We define $f: Z\to Z, f(x)= x^3-2x$ is f injective ? But surjective ?
I think f is injective and not surjective, but I'm having a hard time trying to prove it.$..f(3)=21,f(2)=4,f(1)=-1,f(0)=0,f(-1)=1,f(-2)=-4,f(-3)=-21…$.I think f is ascending on $Z-\{1,-1\}$. I can see that there is no $x\in Z$ such that $f(x)=2$.
Proof f is injection: Let $x_1,x_2\in Z$. Assume that $f(x_1)=f(x_2)$
$x_1^3-2x_1 = x_2^3-2x_2$. I'm a little bit stuck here.
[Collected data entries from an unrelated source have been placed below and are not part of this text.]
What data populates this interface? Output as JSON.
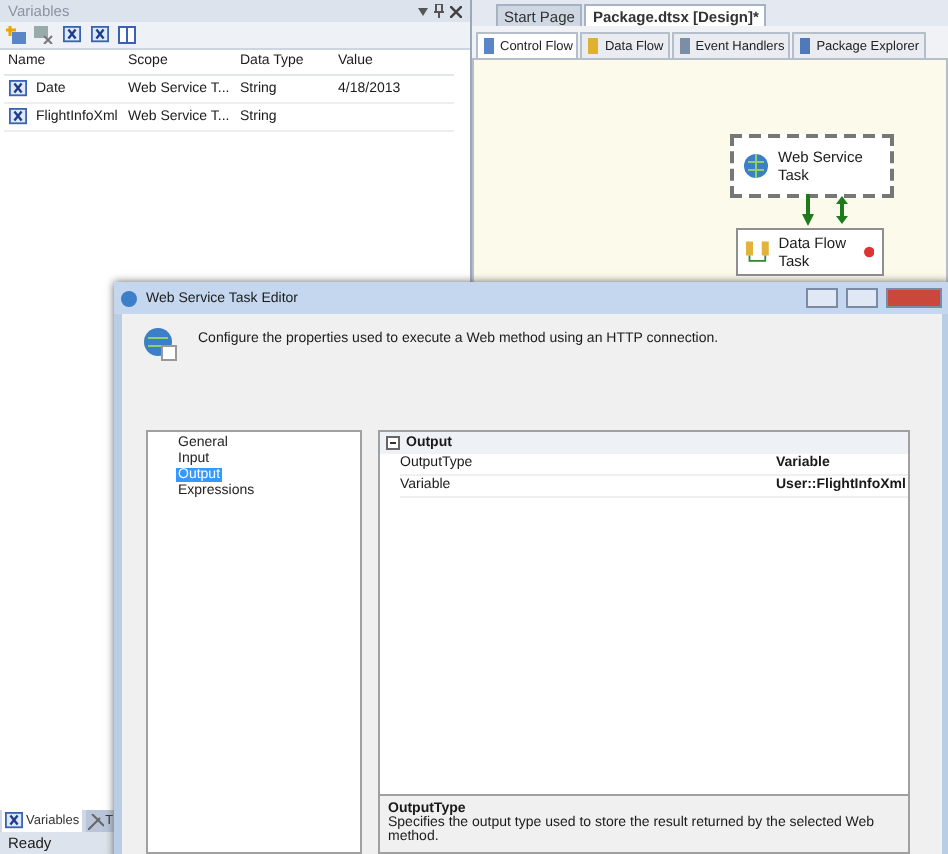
{
  "variables_panel": {
    "title": "Variables",
    "columns": [
      "Name",
      "Scope",
      "Data Type",
      "Value"
    ],
    "rows": [
      {
        "name": "Date",
        "scope": "Web Service T...",
        "data_type": "String",
        "value": "4/18/2013"
      },
      {
        "name": "FlightInfoXml",
        "scope": "Web Service T...",
        "data_type": "String"
      }
    ],
    "bottom_tabs": [
      {
        "label": "Variables",
        "selected": true
      },
      {
        "label": "T",
        "selected": false
      }
    ]
  },
  "status_bar": "Ready",
  "document_tabs": [
    {
      "label": "Start Page",
      "selected": false
    },
    {
      "label": "Package.dtsx [Design]*",
      "selected": true
    }
  ],
  "designer_tabs": [
    {
      "label": "Control Flow",
      "selected": true
    },
    {
      "label": "Data Flow",
      "selected": false
    },
    {
      "label": "Event Handlers",
      "selected": false
    },
    {
      "label": "Package Explorer",
      "selected": false
    }
  ],
  "tasks": [
    {
      "label": "Web Service Task",
      "kind": "web",
      "selected": true,
      "error": false
    },
    {
      "label": "Data Flow Task",
      "kind": "dataflow",
      "selected": false,
      "error": true
    }
  ],
  "dialog": {
    "title": "Web Service Task Editor",
    "description": "Configure the properties used to execute a Web method using an HTTP connection.",
    "pages": [
      {
        "label": "General",
        "selected": false
      },
      {
        "label": "Input",
        "selected": false
      },
      {
        "label": "Output",
        "selected": true
      },
      {
        "label": "Expressions",
        "selected": false
      }
    ],
    "category": {
      "label": "Output",
      "expanded": true
    },
    "properties": [
      {
        "name": "OutputType",
        "value": "Variable"
      },
      {
        "name": "Variable",
        "value": "User::FlightInfoXml"
      }
    ],
    "help_title": "OutputType",
    "help_text": "Specifies the output type used to store the result returned by the selected Web method."
  }
}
Proof f is surjection: Assume f is surjection. For any $y\in Z$ there is a $x\in Z$ such that $f(x)=y$. How can I find a value for x that maps to y ?
Best Answer
$$f(x)=f(y)\iff x^3-2x=y^2-2y\iff(x-y)(x^2+xy+y^2)=2(x-y)$$
If $\;x=y\;$ we're done, otherwise we get after cancelation $\;x^2+xy+y^2-2=0\;$ . This is a quadratic in $\;x\;$ say, and its discriminant is
$$\Delta=y^2-4(y^2-2)=-3y^2+8$$
The above must be non-negative if there is a solution:
$$-3y^2+8\ge0\iff y^2\le\frac83\iff |y|\le\frac{2\sqrt2}{\sqrt3}\cong1.63$$
so it must be $\;y=-1,\,0,\,1\;$ , and we then get
$$x^2-2=0 \;\;\text{-- no integer solution -- , or}\;\;x^2\pm x-1=0$$
and again no integer solution,. so the function is $\;1-1\;$ .
It is not surjective since for example there is no integer $\;x\;$ such that $\;x^3-2x=5\;$ , since then
$$x(x^2-2)=5\iff x=1\;,\;\;x^2-2=5$$
or any other combination with signs, and this has no integer solutions.